Mahasiswa Buru Demo Minta Hakim Hadirkan Bupati
AMBON, Siwalimanews – Puluhan mahasiswa yang tergabung dalam Gerakan Mahasiswa Buru, melakukan demonstrasi di Pengadilan Negeri Ambon, Selasa (3/11).
Mereka meminta majelis hakim menghadirkan Bupati Buru, Ramly Umasugi dalam sidang kasus dugaan korupsi penyalahgunaan pengelolaan keuangan daerah Kabupaten Buru tahun 2016-2018 yang merugikan negara Rp. 11.328.487.705,00.
“Kami membutuhkan loyalitas dan integritas Pengadilan Negeri Ambon untuk mengusut tuntaskan kasus ini,” teriak Suryadi Lamangga, koordinator aksi demo.
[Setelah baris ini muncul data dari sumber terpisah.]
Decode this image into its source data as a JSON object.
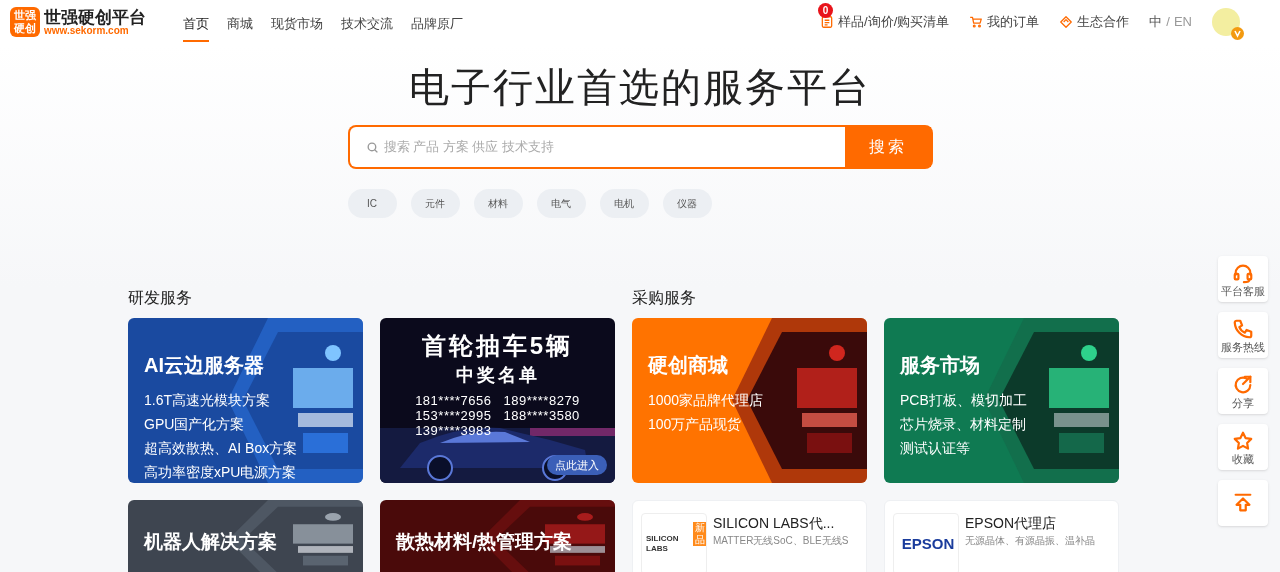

Lamangga menegaskan, nama bupati tercatat dalam berita acara pemeriksaan (BAP) terdakwa eks Sekda Buru Ahmad Assagaf, namun bupati tidak pernah dihadirkan sebagai saksi.
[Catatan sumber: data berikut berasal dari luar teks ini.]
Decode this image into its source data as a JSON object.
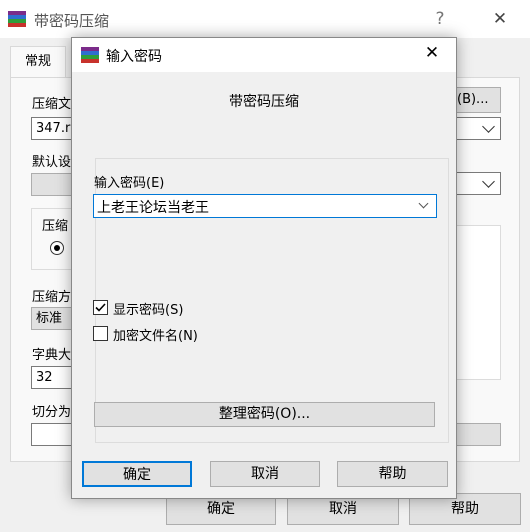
{
  "back_window": {
    "title": "带密码压缩",
    "help_glyph": "?",
    "close_glyph": "✕",
    "tab_general": "常规",
    "label_archive": "压缩文",
    "archive_value": "347.ra",
    "browse_label": "(B)...",
    "label_default": "默认设",
    "label_format": "压缩",
    "label_method": "压缩方",
    "method_value": "标准",
    "label_dict": "字典大",
    "dict_value": "32",
    "label_split": "切分为",
    "ok_label": "确定",
    "cancel_label": "取消",
    "help_label": "帮助"
  },
  "dialog": {
    "title": "输入密码",
    "close_glyph": "✕",
    "header": "带密码压缩",
    "password_label": "输入密码(E)",
    "password_value": "上老王论坛当老王",
    "show_password_label": "显示密码(S)",
    "show_password_checked": true,
    "encrypt_names_label": "加密文件名(N)",
    "encrypt_names_checked": false,
    "organize_button": "整理密码(O)...",
    "ok_button": "确定",
    "cancel_button": "取消",
    "help_button": "帮助"
  },
  "colors": {
    "accent": "#0078d7"
  }
}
Para pendemo juga mendesak Gubernur Maluku, Murad Ismail segera memecat istri kedua Bupati Umasugi, Syainun Hentihu yang statusnya sebagai ASN, karena bertentangan dengan undang-undang.
Baca Juga: Hari Ini, Komisi III Rencana Tinjau InfrastrukurSetelah berorasi sejak pukul 09.00 WIT hingga 10.30 WIT, Ketua Pengadilan Negeri Ambon Achmad Hukayat, didampingi Jaksa Penuntut Umum Ahmad Atamimi menemui mereka.
Hukayat menjelaskan, hakim memeriksa terdakwa berdasarkan surat dakwaan dari jaksa. Ia meminta agar pendemo mengawal proses persidangan kasus dugaan korupsi penyalahgunaan pengelolaan keuangan daerah Kabupaten Buru dengan terdakwa Ahmad Assagaf dan mantan bendahara, La Joni.
“Biarkanlah proses tersebut berjalan dengan baik dan rekan-rekan bisa nantinya kawal dalam tahap tersidangan tersebut,” ujarnya.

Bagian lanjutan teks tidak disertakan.